The first 20 minutes of the film are perhaps its best. There’s not a single word of bad dialogue—because there is no dialogue. This part of the film could be called Riddick versus The Alien Planet. You can guess who wins. As a bonus, Riddick has a puppy! He also wins major points for the most hard-core splinting-the-injury scene ever.
The greater part of the film—in duration, not quality—features two groups of bounty hunters doing their best to bring down both Riddick and the movie as a whole. Anyone who enjoyed the character Starbuck (Katee Sackhoff) from Battlestar Galactica might openly weep. The sad realization also sets in that like an ill-made pudding, this movie’s plot will never, ever thicken. While part of us rejoices at the movie’s lack of Necromongers, at least their appearance in Chronicles meant the attempt at a grander plot. Riddick sputters out with a climax featuring nothing new.
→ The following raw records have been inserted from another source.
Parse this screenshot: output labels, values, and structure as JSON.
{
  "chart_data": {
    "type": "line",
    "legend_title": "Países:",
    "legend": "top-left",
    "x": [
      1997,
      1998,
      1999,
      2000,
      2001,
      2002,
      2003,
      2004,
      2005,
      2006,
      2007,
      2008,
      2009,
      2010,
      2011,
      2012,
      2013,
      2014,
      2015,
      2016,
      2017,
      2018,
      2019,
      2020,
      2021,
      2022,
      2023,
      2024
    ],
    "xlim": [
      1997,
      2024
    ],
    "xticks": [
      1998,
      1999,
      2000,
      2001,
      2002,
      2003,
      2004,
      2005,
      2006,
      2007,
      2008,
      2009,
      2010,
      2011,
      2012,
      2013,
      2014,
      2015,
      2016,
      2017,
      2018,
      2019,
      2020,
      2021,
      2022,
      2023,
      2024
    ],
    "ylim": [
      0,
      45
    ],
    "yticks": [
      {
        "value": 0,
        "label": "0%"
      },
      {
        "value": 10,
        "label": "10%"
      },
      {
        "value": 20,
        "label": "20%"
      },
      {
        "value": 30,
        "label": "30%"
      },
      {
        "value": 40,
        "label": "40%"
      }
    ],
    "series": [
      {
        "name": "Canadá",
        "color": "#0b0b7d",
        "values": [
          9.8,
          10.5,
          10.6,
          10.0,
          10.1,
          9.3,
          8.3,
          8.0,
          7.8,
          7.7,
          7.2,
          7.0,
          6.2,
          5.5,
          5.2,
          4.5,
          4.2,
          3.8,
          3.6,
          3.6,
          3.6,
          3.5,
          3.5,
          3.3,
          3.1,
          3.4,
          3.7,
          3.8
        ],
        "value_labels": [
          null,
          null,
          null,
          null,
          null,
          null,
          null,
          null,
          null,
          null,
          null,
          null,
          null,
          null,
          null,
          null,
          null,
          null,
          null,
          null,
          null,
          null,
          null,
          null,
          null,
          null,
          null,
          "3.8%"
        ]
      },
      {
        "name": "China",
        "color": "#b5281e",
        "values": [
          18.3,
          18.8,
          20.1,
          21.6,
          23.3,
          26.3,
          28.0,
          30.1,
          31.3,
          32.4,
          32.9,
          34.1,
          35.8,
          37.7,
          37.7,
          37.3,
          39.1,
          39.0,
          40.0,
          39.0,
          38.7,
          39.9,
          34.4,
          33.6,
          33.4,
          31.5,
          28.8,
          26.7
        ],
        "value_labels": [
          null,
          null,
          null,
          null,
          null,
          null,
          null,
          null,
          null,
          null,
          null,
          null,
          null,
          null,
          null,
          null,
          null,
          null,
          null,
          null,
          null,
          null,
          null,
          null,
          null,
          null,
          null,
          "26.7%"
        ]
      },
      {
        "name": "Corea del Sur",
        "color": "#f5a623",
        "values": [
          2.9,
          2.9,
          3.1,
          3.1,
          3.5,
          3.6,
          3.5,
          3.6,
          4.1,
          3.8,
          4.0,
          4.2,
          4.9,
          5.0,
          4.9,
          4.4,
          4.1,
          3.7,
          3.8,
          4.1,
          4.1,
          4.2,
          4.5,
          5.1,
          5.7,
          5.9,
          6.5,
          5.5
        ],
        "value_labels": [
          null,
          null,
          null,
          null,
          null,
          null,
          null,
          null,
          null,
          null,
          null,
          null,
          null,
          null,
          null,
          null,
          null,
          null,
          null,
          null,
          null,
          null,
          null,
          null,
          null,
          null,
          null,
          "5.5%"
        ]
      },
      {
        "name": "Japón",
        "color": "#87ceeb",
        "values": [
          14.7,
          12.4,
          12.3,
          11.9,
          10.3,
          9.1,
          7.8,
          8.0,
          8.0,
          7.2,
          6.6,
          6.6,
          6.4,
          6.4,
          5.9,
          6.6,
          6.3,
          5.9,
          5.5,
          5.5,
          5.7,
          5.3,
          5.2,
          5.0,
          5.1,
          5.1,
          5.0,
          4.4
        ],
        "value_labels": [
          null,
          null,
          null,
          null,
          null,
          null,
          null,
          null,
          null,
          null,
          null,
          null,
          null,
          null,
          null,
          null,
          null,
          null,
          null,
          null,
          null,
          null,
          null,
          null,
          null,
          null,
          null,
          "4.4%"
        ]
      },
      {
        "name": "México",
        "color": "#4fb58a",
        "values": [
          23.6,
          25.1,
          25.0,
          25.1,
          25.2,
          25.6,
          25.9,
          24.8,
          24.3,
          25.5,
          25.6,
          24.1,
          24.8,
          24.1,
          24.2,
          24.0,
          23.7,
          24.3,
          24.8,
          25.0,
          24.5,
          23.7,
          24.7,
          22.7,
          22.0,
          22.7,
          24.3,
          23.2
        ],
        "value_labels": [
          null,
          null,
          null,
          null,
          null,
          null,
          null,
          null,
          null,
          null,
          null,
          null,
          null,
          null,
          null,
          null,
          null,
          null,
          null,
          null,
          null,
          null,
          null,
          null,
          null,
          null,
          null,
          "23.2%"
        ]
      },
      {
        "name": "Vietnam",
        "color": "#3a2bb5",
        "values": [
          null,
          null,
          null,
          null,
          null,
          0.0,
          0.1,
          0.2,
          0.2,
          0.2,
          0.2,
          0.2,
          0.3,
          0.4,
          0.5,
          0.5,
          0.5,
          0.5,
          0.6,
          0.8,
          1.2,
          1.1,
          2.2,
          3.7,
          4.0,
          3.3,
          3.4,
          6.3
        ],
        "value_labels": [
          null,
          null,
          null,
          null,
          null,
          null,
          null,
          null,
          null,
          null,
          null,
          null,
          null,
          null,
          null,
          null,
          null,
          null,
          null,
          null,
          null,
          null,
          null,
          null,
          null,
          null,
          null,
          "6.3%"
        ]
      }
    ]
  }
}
Given its stereotypical characters, cringe-inducing one-liners (Santana being the worst offender), and threadbare plot, you’re probably thinking you should skip this movie. But you’re forgetting one thing—checking your brain at the door was a requirement. Once you’ve gotten over yourself (I’ll admit, trying to get over the rape jokes may cause a mild aneurysm), this flick’s a ton of fun. You start to enjoy the corniness of the one-liners. And there are some genuine moments of entertainment, such as Santana’s death, helped along the way by a complete loathing of his personality. With characters this bad, it’s easy to be entertained when Riddick starts dispatching them one by one.
So sit back, relax, and turn your brain off for two hours. After all, isn’t that what movies are for?